Obviously Pregnant

Luke 2:1-5 (NLT)

At that time the Roman emperor, Augustus, decreed that a census should be taken throughout the Roman Empire. (This was the first census taken when Quirinius was governor of Syria.) All returned to their own ancestral towns to register for this census. And because Joseph was a descendant of King David, he had to go to Bethlehem in Judea, David’s ancient home. He traveled there from the village of Nazareth in Galilee. He took with him Mary, to whom he was engaged, who was now expecting a child.

A Thought

The saying goes that pregnancy is a binary state: You either are or are not pregnant.

While this is technically true, it doesn’t capture the reality of the maternal situation. Ask any woman who is currently or has ever been pregnant and I suspect you will get the same answer. A woman who is in the first week of pregnancy is unlikely to even know that she is carrying a child. However, a woman who is a week over her due date will have a different opinion entirely!


The Bible doesn’t paint an adequate picture of the pregnant Mary, but it’s easy to imagine a young woman with her hand on her lower back as she waddles into the barn, her other hand held tightly by Joseph who offers support over those last few yards of travel. The journey from Nazareth to Bethlehem hadn’t been easy or fast. Traversing nearly 90-miles, the trip would have taken possibly two or more weeks. Finding a soft pile of hay to land in would not have been the worst option for Mary when they finally wrapped up the excursion.

Mary was obviously pregnant but Luke goes out of his way to tell us very little about her condition, and yet makes sure that we know that the couple is still engaged. This leads one to imagine any number of awkward encounters they may have experienced along the way.

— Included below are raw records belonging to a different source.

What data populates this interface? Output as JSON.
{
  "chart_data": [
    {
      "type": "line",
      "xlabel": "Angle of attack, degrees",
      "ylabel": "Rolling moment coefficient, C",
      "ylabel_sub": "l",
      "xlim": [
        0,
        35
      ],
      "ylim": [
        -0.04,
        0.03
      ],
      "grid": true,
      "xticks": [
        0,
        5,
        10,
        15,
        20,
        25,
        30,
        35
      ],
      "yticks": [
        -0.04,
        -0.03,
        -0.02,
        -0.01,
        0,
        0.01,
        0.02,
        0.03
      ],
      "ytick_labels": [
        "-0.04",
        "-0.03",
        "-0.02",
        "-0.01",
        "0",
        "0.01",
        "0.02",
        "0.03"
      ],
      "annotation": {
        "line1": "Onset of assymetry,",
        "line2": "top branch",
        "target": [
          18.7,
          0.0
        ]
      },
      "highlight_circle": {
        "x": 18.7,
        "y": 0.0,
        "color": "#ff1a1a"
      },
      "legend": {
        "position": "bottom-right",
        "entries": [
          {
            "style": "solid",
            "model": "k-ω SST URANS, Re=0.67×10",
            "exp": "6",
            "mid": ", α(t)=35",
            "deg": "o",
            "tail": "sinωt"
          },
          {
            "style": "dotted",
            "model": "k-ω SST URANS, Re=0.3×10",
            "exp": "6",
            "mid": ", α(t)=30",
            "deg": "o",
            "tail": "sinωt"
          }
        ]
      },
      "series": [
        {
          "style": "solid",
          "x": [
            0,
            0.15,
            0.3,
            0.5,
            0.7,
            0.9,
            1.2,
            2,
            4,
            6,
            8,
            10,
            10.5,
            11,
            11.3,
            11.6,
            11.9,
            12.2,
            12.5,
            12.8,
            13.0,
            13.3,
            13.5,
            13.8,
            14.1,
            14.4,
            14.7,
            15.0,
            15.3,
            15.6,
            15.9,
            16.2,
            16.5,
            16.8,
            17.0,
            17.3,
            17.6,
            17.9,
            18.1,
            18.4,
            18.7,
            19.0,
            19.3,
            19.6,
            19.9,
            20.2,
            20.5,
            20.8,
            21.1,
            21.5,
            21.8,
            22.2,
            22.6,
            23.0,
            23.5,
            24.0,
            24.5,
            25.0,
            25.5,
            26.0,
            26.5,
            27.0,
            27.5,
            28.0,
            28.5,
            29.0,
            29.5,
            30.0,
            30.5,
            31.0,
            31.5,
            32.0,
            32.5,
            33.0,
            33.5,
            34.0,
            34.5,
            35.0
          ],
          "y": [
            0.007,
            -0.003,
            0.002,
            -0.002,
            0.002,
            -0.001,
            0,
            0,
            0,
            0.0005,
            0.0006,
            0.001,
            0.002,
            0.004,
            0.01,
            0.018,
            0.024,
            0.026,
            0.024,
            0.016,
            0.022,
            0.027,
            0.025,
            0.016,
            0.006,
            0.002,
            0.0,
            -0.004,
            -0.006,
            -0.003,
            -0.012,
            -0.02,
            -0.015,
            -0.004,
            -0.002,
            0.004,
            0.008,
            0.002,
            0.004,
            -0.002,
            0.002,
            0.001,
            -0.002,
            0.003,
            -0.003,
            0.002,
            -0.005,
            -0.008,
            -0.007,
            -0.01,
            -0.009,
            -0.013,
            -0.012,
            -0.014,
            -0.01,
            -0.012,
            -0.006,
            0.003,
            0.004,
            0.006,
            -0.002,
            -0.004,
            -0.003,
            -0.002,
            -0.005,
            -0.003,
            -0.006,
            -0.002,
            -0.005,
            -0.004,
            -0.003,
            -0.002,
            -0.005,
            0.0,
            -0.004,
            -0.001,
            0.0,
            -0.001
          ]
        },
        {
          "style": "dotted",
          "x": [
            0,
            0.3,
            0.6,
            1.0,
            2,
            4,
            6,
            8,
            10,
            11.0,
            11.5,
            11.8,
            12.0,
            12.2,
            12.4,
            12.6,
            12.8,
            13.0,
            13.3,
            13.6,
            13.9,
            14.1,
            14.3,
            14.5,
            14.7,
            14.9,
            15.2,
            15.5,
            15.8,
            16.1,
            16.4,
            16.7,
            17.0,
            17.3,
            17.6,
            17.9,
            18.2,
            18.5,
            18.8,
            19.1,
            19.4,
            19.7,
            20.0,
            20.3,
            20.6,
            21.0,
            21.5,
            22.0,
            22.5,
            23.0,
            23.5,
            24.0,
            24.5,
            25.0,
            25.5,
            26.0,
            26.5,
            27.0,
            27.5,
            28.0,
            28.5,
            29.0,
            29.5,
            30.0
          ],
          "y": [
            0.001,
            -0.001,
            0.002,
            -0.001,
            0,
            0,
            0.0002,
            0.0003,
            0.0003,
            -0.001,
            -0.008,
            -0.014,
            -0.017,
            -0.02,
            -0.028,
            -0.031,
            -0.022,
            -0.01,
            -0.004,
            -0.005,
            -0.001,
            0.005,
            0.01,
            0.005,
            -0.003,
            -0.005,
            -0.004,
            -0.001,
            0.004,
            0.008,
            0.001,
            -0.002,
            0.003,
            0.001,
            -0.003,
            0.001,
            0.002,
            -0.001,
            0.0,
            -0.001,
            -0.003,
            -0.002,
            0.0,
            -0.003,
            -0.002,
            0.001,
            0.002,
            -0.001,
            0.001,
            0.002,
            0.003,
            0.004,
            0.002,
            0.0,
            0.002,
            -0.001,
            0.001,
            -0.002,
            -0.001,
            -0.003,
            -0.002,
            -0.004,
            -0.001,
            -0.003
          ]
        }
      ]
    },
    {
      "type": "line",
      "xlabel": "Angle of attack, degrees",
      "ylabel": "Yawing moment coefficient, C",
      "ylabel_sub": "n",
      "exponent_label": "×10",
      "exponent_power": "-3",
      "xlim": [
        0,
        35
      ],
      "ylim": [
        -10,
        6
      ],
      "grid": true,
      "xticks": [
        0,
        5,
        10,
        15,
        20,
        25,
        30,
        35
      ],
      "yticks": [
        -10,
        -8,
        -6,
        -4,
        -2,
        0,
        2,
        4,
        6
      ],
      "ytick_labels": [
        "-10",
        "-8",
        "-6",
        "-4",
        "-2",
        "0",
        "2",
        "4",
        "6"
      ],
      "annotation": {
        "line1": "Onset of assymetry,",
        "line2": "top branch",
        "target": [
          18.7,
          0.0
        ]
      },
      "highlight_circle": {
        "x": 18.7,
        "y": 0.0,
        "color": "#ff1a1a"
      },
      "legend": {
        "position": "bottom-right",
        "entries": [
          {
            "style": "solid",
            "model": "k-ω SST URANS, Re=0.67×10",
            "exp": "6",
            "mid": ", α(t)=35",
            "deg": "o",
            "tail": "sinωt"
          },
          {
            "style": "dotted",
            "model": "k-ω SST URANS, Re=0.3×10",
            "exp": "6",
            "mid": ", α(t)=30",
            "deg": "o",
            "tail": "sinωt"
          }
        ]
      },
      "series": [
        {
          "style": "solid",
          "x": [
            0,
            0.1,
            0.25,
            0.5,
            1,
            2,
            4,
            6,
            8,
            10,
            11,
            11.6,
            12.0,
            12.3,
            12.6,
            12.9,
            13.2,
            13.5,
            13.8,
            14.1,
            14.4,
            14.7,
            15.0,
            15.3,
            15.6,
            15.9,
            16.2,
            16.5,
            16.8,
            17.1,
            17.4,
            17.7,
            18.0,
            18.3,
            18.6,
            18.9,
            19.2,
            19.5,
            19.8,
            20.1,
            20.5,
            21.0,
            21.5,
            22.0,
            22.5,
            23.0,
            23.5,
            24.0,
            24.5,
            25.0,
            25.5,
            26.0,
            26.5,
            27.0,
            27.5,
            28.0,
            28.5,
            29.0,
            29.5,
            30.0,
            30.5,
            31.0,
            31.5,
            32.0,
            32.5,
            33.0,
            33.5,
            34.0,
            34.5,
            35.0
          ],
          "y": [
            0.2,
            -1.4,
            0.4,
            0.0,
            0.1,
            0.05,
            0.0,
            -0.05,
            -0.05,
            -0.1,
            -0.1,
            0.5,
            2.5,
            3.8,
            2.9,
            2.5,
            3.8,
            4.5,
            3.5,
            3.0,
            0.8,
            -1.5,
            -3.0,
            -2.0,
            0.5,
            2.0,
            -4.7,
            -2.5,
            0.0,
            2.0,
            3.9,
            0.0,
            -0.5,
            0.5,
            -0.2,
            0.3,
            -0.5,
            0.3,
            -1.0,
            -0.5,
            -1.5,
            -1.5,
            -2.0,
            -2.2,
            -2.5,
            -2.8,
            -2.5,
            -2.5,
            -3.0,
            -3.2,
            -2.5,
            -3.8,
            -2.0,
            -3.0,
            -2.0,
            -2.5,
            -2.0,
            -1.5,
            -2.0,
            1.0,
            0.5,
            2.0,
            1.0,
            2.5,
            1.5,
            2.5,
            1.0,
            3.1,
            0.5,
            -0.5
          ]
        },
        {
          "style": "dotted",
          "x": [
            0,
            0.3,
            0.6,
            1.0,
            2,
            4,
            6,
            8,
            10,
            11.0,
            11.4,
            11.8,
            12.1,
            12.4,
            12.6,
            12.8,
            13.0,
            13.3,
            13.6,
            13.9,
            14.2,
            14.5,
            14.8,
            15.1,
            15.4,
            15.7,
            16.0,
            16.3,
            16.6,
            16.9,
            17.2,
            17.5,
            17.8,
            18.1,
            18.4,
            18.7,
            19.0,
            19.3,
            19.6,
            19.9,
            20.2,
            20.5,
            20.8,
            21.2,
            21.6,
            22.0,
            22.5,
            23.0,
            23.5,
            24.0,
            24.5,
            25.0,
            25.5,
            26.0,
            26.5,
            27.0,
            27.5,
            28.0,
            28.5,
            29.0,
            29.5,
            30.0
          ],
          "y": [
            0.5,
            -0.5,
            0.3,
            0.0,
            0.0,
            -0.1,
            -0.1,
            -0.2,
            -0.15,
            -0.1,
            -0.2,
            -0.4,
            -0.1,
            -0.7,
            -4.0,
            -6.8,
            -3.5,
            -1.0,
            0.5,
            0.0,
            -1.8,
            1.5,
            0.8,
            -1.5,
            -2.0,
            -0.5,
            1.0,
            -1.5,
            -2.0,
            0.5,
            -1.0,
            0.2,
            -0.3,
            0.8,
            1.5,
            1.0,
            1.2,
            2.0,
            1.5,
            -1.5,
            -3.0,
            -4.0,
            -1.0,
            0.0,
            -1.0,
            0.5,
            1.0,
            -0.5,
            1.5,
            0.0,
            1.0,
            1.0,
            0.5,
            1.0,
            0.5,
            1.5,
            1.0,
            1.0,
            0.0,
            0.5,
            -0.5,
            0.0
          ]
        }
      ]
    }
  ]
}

For instance, when Joseph finally finds a cattle stall to rent, how did he introduce himself? “Hi. I’m Joseph and this is my soon-to-be wife, Mary” as she stood beside him rubbing her protruding belly, “We’re looking for a manger.”

When he appeared before the Romans for the census, did he provide a little back-story to better explain the holy situation, as Mary sat in a chair massaging her swollen ankles? Did he bring up the angelic visits to add credibility to the tale?

Luke leaves a lot to the imagination. The Bible fails to give us the entire picture. But we do know one very important detail. Joseph and Mary were together on the journey. How much easier would it have been for her to stay home, have the baby in the comfort of her own bed, surrounded by qualified midwives, family and friends? How much safer would it have been to chose that course of action? Wouldn’t it have been more discreet if Mary had stayed home?

I suspect that the reason they were together in Bethlehem, despite Mary’s obvious pending delivery and their unwed status, is that they shared a common knowledge. They both understood that this was no normal pregnancy. This was not a common child. No one at home believed, much less understood the story. Only the two of them had witnessed the angels. Only the two of them had heard the message. They alone knew the value of this maternal cargo and because of that, they were in this thing together.

As difficult as it might be to explain to others, as awkward as the situation might be along the journey, Mary and Joseph knew that their baby was the Son of God and they were not ashamed. They would not hide the truth for the sake of convenience.


Heavenly Father,

Forgive us when we are ashamed of your Son, embarrassed by the story.

Give us confidence to believe and boldness to proclaim.